Commitment is a vital factor in the sale of any business. If the business owner is only interested in 'testing the water' or in securing an exceptional price for the business, the sale process will be a frustrating exercise for all concerned and probably a waste of everyone's time. However, if the businessperson is committed to the sale of the business, important decisions such as pricing will be reasonable. External factors such as poor health, financial problems, and personal matters sometimes force a businessperson to transact a sale of his or her business.

Once a level of commitment has been established for the sale of the business, the businessperson must determine a price for the business. Pricing decisions tend to be difficult for a vendor. Business owners do not wish to leave a of money 'on the table', nor should legitimate buyers be discouraged by an excessive asking price.

Vendors should establish a price range beginning with a minimum price below which the vendor will not sell, and culminating in a maximum price that represents the highest possible price for the business in an excellent market where demand is brisk. Between these two extremes, a reasonable price range that the seller can realistically anticipate should be agreed upon. Frequently, owners of small and medium-size businesses nurture an inflated value for their businesses. Earnings performance and market values of assets are critical factors in the determination of a selling price of any business.

Most purchasers expect vendors to "take some paper back" as part of the consideration as compared to 100% up-front cash. Business people should expect to receive part of the sale proceeds paid over a reasonable time period.

Should the business own redundant or non-operating assets, it may be advisable to segregate these non-operating assets to exclude them from negotiations for an operating business. For example, real estate assets could be transferred into a separate company and leased to the purchaser of the operating business. The operating business will retain the right to use these assets; however, ownership remains with the vendor.

The method by which a business is sold is an important consideration. Should businesspersons concentrate their efforts on those prospects with the highest probability of success or should as many potential buyers as possible be approached? The choice is a critical one. Disclosure of one's intention to sell can have damaging effects on the existing business in terms of employee morale, customer loyalty, and supplier relationships. A targeted sales approach reduces the risks, but it may also eliminate eligible buyers willing to pay a higher price for your business. It is a difficult decision, which only the owner of the business and his advisors should explore.

Many businesspersons who have an intimate knowledge of their industry can identify potential buyers for their business. Such potential buyers may include the competition, suppliers, or employees.

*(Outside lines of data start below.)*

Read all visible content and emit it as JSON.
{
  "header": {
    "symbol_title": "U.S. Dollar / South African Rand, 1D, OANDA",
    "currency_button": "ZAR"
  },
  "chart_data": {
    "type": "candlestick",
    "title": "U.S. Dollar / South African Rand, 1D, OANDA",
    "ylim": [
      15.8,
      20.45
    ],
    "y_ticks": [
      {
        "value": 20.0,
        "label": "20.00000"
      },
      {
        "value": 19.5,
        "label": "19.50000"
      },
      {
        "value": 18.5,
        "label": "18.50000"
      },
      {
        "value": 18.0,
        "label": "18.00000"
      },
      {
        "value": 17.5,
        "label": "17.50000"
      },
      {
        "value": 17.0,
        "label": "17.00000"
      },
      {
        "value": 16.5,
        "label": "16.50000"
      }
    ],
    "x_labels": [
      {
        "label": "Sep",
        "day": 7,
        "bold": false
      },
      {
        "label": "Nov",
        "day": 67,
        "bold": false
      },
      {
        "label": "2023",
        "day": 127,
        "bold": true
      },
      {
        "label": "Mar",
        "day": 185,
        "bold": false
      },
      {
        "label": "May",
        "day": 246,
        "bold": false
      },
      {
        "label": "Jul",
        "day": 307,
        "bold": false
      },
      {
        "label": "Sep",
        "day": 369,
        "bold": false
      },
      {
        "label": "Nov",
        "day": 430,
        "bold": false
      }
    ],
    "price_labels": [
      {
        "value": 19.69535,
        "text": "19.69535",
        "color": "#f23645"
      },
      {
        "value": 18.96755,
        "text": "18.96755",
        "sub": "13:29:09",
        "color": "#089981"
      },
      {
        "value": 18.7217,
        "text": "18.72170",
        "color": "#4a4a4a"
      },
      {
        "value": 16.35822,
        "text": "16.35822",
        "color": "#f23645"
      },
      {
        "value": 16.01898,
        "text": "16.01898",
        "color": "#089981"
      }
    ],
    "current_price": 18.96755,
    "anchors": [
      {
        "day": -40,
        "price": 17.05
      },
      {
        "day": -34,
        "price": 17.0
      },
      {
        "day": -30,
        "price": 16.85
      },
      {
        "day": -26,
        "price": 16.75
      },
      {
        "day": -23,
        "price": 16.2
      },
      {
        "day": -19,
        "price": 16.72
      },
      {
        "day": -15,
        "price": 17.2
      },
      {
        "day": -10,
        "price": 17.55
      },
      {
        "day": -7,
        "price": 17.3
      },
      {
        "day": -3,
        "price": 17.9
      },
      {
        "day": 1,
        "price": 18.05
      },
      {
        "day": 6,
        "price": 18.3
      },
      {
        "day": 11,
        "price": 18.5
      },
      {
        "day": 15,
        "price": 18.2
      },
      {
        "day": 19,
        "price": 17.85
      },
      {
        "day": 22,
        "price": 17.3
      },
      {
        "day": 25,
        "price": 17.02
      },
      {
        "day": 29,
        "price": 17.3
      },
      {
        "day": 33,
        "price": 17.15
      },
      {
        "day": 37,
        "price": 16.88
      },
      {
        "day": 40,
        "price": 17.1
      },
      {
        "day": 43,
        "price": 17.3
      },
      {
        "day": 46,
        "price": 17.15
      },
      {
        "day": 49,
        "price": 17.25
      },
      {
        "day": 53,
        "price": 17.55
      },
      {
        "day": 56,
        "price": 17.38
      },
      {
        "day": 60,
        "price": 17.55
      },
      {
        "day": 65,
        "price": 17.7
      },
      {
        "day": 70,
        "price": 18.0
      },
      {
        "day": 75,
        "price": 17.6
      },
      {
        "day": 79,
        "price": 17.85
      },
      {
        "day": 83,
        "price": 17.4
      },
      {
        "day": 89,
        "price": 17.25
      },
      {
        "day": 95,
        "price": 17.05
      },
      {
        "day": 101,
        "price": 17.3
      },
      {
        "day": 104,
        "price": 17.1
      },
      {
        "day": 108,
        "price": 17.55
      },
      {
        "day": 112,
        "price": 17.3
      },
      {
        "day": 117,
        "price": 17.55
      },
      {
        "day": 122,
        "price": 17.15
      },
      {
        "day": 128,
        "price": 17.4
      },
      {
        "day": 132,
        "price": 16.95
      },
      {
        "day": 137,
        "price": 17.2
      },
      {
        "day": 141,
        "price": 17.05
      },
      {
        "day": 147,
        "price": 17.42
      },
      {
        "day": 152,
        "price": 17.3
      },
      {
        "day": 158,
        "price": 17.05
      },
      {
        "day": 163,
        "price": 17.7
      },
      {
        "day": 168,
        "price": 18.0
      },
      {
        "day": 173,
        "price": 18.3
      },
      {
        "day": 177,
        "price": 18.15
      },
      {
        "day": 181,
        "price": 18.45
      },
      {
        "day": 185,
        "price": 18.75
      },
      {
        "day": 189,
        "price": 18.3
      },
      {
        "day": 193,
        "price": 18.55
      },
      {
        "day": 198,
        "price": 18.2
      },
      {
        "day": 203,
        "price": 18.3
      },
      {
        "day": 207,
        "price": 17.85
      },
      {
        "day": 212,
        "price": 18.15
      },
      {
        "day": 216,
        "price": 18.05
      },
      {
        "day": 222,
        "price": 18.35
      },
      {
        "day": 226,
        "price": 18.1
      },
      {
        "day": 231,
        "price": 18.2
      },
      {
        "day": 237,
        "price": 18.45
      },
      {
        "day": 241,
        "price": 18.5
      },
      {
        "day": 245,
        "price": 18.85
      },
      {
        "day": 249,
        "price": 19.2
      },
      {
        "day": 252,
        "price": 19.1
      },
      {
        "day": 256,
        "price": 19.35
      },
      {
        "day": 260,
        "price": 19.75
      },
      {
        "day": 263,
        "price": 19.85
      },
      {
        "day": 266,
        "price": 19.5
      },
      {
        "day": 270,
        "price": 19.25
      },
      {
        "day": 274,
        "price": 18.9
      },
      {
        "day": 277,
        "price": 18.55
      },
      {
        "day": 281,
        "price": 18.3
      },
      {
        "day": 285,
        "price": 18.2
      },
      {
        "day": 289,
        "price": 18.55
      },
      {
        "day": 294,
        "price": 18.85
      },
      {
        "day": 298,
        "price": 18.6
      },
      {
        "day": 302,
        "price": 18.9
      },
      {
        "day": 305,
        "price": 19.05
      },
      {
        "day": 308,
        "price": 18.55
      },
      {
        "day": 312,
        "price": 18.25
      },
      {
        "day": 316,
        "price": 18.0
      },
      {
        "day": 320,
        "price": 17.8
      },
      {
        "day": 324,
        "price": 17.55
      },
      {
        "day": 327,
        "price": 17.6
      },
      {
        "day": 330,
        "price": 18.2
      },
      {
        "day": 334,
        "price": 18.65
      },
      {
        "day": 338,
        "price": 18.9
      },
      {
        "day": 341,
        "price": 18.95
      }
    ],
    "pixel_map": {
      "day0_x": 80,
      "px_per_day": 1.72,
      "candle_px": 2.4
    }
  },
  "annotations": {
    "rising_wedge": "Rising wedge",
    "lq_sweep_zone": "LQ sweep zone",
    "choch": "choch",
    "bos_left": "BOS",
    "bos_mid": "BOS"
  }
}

Potential buyers should be ranked on a separate list considering various factors such as financial resources, knowledge of the business, and ability to operate the business. Most businesspeople prefer to avoid approaching prospective purchasers and tend to favor initial contact through a third party such as a trusted advisor.

Prospective purchasers will request information regarding the business that is for sale. Two packages of information should be assembled for prospective purchasers. The initial package should contain non-confidential information such as products, facilities, summary financial information, and a history of the business. A second information package should be made available only to those purchasers who have expressed a serious interest in transacting a purchase of the business within a price range that is acceptable to the vendor. This second package would contain confidential information regarding customers, markets, operations, and financial results. Disclosure of confidential information is a serious matter and any prospective purchaser should be requested to sign a confidentiality agreement to emphasize the confidential nature of the information and to impress upon the prospective purchaser his or her obligation to maintain the confidentiality of this information.

Businesspersons seeking to sell their business are well advised to consult with their chartered accountant and their lawyer. Their advice on tax and legal matters is crucial; however, the business owner, not his or her advisors, is ultimately responsible for the sale of the business. You instruct your advisors and you consider their counsel, but the ultimate decision regarding the divestiture of your business rests with you and with you alone.